Madame Denis acorreu aos gritos do seu tio, e perguntou-lhe porque estava tão colérico. Voltaire contou-lhe, sempre resmungando: “Magro! Magro!... é preciso então que me matem, a mim...” E exige que Madalena seja despedida. A afeiçoada sobrinha tem que obedecer, e manda que a desgraçada se mantenha escondida no palácio. Ao fim de dois meses Voltaire perguntou por ela. “Ela esta bem infeliz, diz-lhe madame Denis; não conseguiu arranjar trabalho em Geneve desde que se soube que ela tinha sido despedida do palácio de Ferney.” – “É culpa dela. A que propósito rir da morte da minha águia só porque estava magra?... Mas também não quero que ela morra de fome; manda-a voltar; mas que nunca mais se apresente na minha frente, entendeste?” – “Oh! Meu tio, ela terá cuidado.” – “Mas que tome atenção.”

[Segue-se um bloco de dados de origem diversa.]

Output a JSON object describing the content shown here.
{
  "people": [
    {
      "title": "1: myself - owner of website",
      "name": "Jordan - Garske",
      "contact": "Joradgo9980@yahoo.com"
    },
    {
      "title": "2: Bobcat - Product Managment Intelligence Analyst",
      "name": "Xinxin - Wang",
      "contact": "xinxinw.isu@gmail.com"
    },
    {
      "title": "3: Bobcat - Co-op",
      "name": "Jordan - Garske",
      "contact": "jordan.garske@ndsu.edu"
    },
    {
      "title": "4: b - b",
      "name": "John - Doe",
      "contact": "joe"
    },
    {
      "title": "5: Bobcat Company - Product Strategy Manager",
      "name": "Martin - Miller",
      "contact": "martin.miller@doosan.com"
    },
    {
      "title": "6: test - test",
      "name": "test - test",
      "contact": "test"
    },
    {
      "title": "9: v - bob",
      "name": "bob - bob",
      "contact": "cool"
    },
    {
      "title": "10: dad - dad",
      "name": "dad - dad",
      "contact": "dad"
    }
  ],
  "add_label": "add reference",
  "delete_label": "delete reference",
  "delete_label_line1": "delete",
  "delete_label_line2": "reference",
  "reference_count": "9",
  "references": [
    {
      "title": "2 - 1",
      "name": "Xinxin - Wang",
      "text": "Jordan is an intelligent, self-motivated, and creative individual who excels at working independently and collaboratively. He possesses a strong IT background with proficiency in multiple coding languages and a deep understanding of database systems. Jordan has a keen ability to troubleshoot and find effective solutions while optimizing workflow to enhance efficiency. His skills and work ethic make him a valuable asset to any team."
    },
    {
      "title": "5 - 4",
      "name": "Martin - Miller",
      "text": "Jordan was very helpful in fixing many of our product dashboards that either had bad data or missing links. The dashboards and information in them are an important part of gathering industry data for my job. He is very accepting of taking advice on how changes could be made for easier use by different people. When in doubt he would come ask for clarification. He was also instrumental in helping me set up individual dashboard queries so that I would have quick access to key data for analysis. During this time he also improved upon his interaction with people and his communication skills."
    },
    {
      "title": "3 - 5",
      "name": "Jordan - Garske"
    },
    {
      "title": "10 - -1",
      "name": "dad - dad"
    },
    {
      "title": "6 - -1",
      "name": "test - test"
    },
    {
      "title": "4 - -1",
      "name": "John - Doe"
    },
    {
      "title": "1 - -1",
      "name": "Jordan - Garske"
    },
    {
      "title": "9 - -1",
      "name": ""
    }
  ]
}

Eis que Madalena sai do seu esconderijo, mas evitando encontrar o seu amo.. No entanto um dia Voltaire ao sair da mesa, encontra-se face a face com ela; Madalena fica aflita, baixa os olhos, cora, e quer balbuciar alguma desculpa. – “Não falemos mais nisso” disse-lhe Voltaire; “mas ao menos lembra-te que não é preciso que me matem por eu ser magro!”

“Avant-Propos” in “Pensées, ... de Voltaire” – Imprimerie de A. Égron. An X. 1802. Ouvrage posthume.